Lower doses of iron can cause chronic poisoning; this is most often seen in people who have a genetic tendency toward storing excessive amounts of iron (hemochromatosis). Some people with chronic iron poisoning find that their skin turns dark bronze or takes on a grayish hue. People may also suffer from fatigue, upset stomach, and intestinal pain. Eventually, chronic poisoning damages the internal organs, particularly the spleen, liver, and kidneys (the kidney damage causes a type of diabetes known as "bronze diabetes").

But even lower amounts of excess iron can cause subtle damage to the heart.

In the early 90s, medical researchers found that, in middle-aged men, having excessive stores of iron, as indicated by the presence of the protein ferritin in the blood serum, increases the risk of developing ischemic heart disease (IHD) which leads to heart attacks.

Iron evidently promotes the creation of free radicals, and free radicals promote the oxidation of lipids, and oxidized lipids are thought to cause hardening of the arteries (atherosclerosis). The researchers also found a link between elevated levels of ferritin and the consumption of meat, a typically iron-rich food.

The significance of this study is that men (and postmenopausal women) who consume large quantities of iron-rich foods could be putting themselves at risk of developing heart disease. Also, people with hemochromatosis are at risk even if they consume little iron-rich food.
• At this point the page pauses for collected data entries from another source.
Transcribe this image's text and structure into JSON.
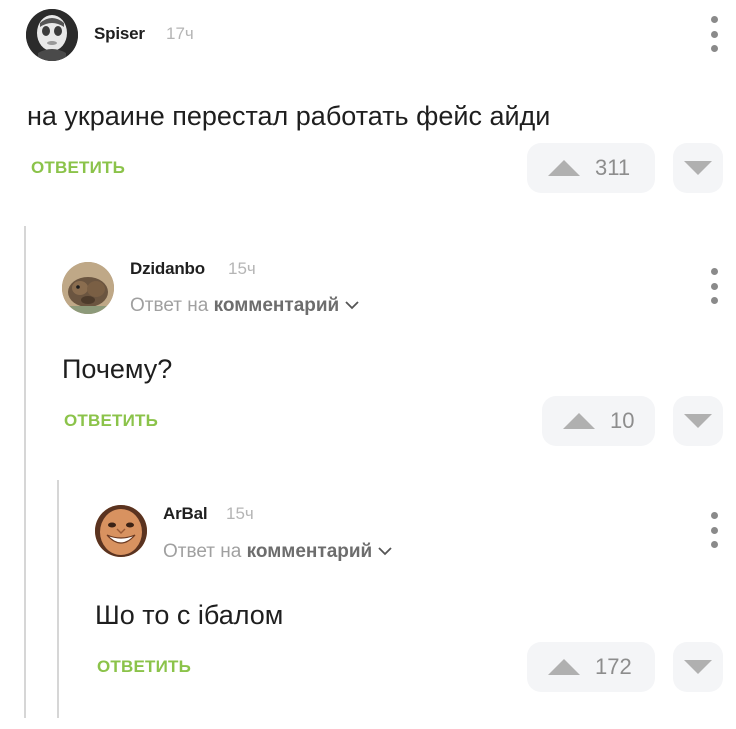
{
  "comments": [
    {
      "username": "Spiser",
      "time": "17ч",
      "text": "на украине перестал работать фейс айди",
      "reply_label": "ОТВЕТИТЬ",
      "votes": "311",
      "avatar_icon": "masked-face-avatar"
    },
    {
      "username": "Dzidanbo",
      "time": "15ч",
      "reply_to_prefix": "Ответ на",
      "reply_to_target": "комментарий",
      "text": "Почему?",
      "reply_label": "ОТВЕТИТЬ",
      "votes": "10",
      "avatar_icon": "animal-avatar"
    },
    {
      "username": "ArBal",
      "time": "15ч",
      "reply_to_prefix": "Ответ на",
      "reply_to_target": "комментарий",
      "text": "Шо то с iбалом",
      "reply_label": "ОТВЕТИТЬ",
      "votes": "172",
      "avatar_icon": "grinning-face-avatar"
    }
  ],
  "colors": {
    "accent_green": "#8bc34a",
    "vote_bg": "#f4f5f7",
    "muted": "#a0a0a0",
    "thread_line": "#d6d6d6"
  }
}
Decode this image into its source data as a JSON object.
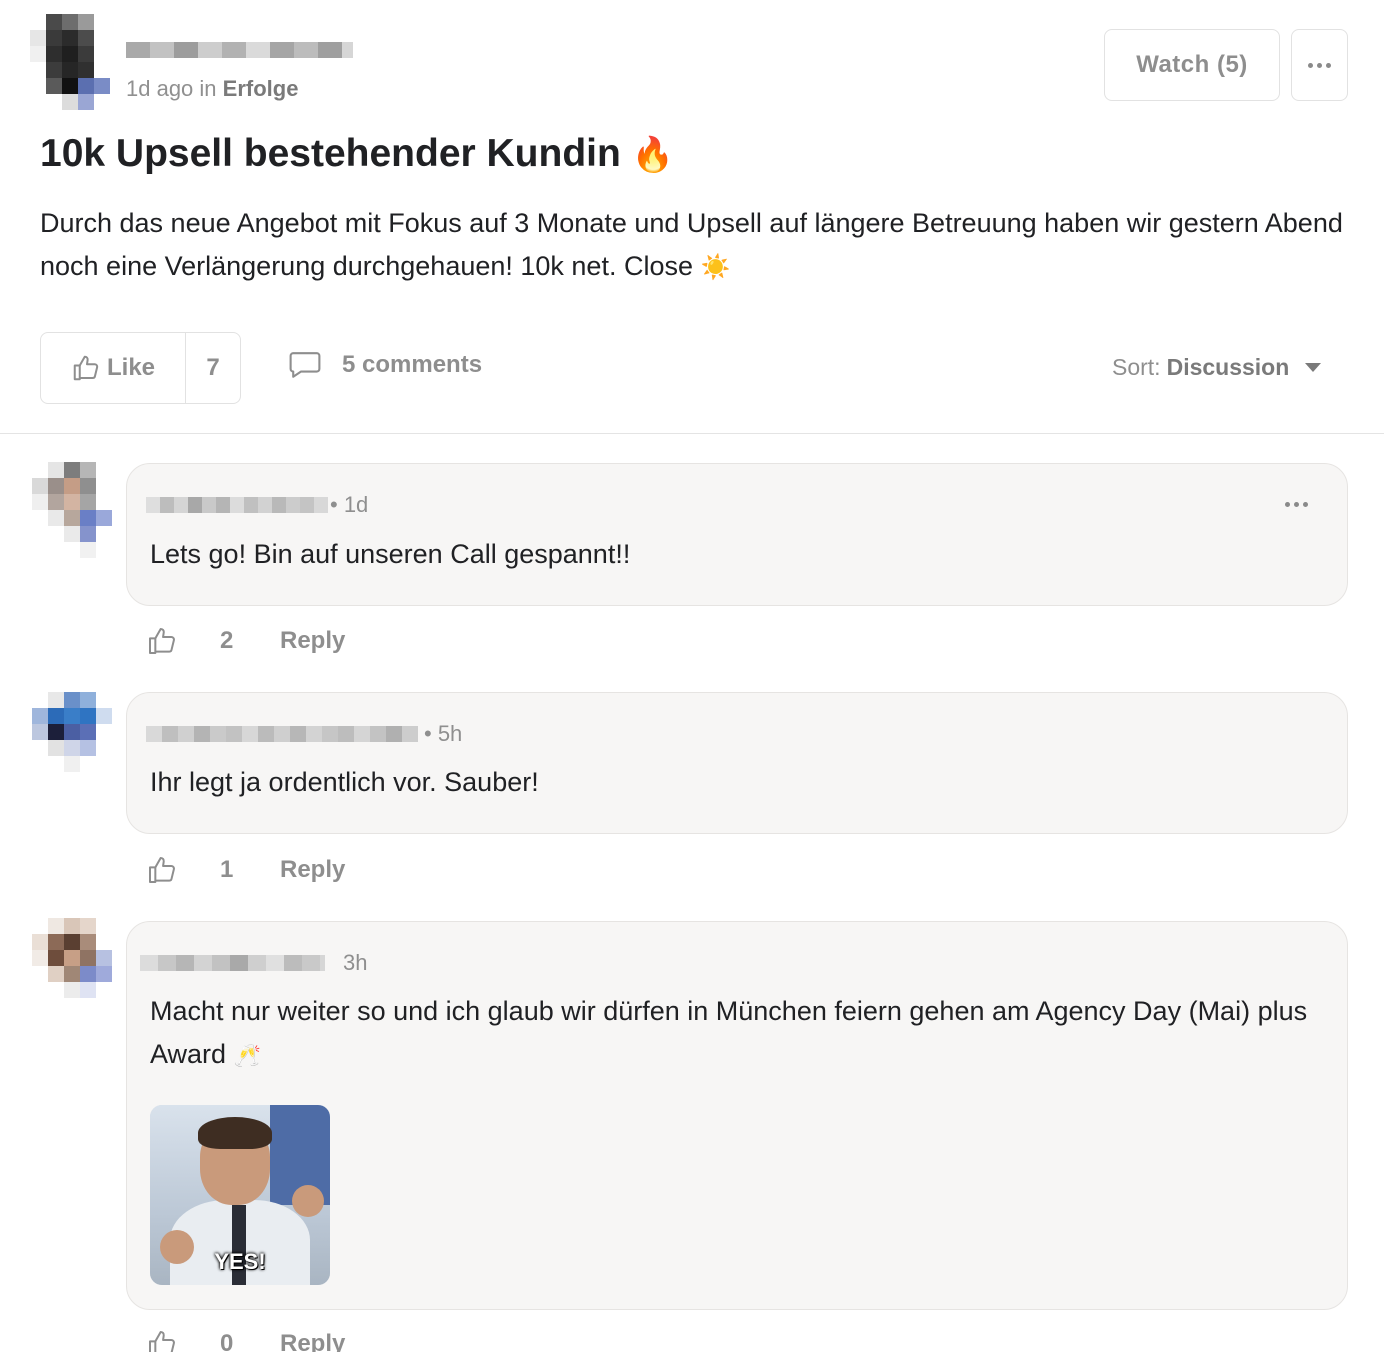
{
  "post": {
    "meta_time": "1d ago in",
    "category": "Erfolge",
    "watch_label": "Watch (5)",
    "title": "10k Upsell bestehender Kundin",
    "title_emoji": "🔥",
    "body": "Durch das neue Angebot mit Fokus auf 3 Monate und Upsell auf längere Betreuung haben wir gestern Abend noch eine Verlängerung durchgehauen! 10k net. Close",
    "body_emoji": "☀️",
    "like_label": "Like",
    "like_count": "7",
    "comments_label": "5 comments",
    "sort_prefix": "Sort:",
    "sort_value": "Discussion"
  },
  "comments": [
    {
      "time": "• 1d",
      "text": "Lets go! Bin auf unseren Call gespannt!!",
      "likes": "2",
      "reply_label": "Reply"
    },
    {
      "time": "• 5h",
      "text": "Ihr legt ja ordentlich vor. Sauber!",
      "likes": "1",
      "reply_label": "Reply"
    },
    {
      "time": "3h",
      "text": "Macht nur weiter so und ich glaub wir dürfen in München feiern gehen am Agency Day (Mai) plus Award",
      "text_emoji": "🥂",
      "gif_caption": "YES!",
      "likes": "0",
      "reply_label": "Reply"
    }
  ],
  "colors": {
    "text": "#202124",
    "muted": "#8e8e8e",
    "bubble_bg": "#f7f6f5",
    "border": "#e2e2e2"
  }
}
So in order to reduce the risk of heart disease, many older people might need to cut back on iron intake, and it may be further necessary to actively remove iron in some people. "Active removal" might involve such things as prescribing chelating agents or perhaps even bleeding the patient.

People who get too much iron because of genes or diet can do a couple of things to keep themselves healthy:

  1. Donate blood on a regular basis if your health allows
  2. Don't consume iron-rich foods along with vitamin C, as the vitamin vastly improves absorbtion of the mineral
  3. Drink tea -- the tannins in tea block iron absorbtion
  4. Drink cranberry juice -- an oxalate in the juice also inhibits iron absorbtion
  5. Get regular vigorous exercise. Exercise provides the double benefit of improving the heart's fitness and increasing iron excretion.